Call: lm(formula = TotHg ~ fishmlwk + weight + fishpart, data = data) Resids: Minimum 1Q Median 3Q Maximum -4.8689 -1.3979 -0.3596 0.6373 11.3905 Coefs: Estimated Standard Errors t value Pr(>|t|) (Intercepts) -10.72347 2.52476 -4.247 4.07e-05 *** fishmlwk 0.15049 0.04253 3.539 0.000557 *** weight 0.17705 0.03327 5.322 4.32e-07 *** fishpart 0.33003 0.32257 1.023 0.308129 Resid std errors: 2.564 on 131 df Multiple Rsquard: 0.2557, Adjusted Rsquard: 0.2387 F-stat: 15 on 3 and 131 DF, pvalue: 1.882e-08 After conducting the online multiple regressiontutor had fitted the model on a sample,the regression output tells us that: For every unit increase in the Fish meals per week, the Total Mercury increase by 0.15 For every unit increase in the weight, the Total Mercury increase by 0.18 The Total Mercury increase by 0.33 when muscle tissue only is used compare to none fish part is used The scatter plot for the Y variable and the X independent variable is given below

Diagnostic plots for the model

The above Normal q-q plot isn't satisfactory. Most of the points fall out of the straight line produced by the normal q-q plot, and also, there are present of outliers in the data.

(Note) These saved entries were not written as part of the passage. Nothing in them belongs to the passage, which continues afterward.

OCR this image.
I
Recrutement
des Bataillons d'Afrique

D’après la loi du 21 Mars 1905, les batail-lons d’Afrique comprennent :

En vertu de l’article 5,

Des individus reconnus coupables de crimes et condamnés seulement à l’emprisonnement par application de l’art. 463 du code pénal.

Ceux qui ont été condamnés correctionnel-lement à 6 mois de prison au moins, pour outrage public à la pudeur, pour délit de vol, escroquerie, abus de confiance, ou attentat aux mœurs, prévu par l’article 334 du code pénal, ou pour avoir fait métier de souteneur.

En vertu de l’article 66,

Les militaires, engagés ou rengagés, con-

The R homework expert concludes there is the presence of outliers as revealed by the Q-Q plot. We should remove the outliers' data points (7, 85, and 93) from the data.

### Regression model two

The output of the regression model is given by Call: lm(formula = log_TotHg ~ fishmlwk + weight + fishpart, data = data) Resids: Minimum 1Q Median 3Q Maximum -4.6626 -0.2956 0.0659 0.3968 1.9733 Coefs: Estimate Standard Errors t values Pr(>|t|) (Intercepts) -3.10544 0.78155 -3.973 0.000116 *** fishmlwk 0.01583 0.01316 1.203 0.231282 weight 0.04981 0.01030 4.837 3.64e-06 *** fishpart 0.22964 0.09985 2.300 0.023040 * Resid std. errors: 0.7937 on 131 df Multiple Rsquard: 0.1915, Adjusted Rsquard: 0.173 Fstats: 10.34 on 3 and 131 DF, pvalue: 3.726e-06 The regression output tells us that: For every unit increase in the Fish meals per week, the Total Mercury increase by 0.16 For every unit increase in the weight, the Total Mercury increase by 0.050 The Total Mercury increase by 0.23 when muscle tissue only is used compare to none fish part is used The scatter plots are given below

### Diagnostic Plot

This diagnostic plot shows an acceptable residual structure now. Neither unequal variability nor major curvature is present.

The Normal q-q plot is satisfactory. Most of the points on the chart fall on the straight line produced by the normal q-q plot. It seems that the assumption of the normal distribution for the error terms is a reasonable one, although there are still some outliers in the data. Yes, there is the presence of outliers as revealed by the Q-Q plot. We should remove the outliers' data points (13, 46, and 93) from the data. The first model in question 4 hasR2 as0.2557, while the second model has the R2 as 0.1915. The model with the high R2 is said to be better. Model1 performs better than Model2.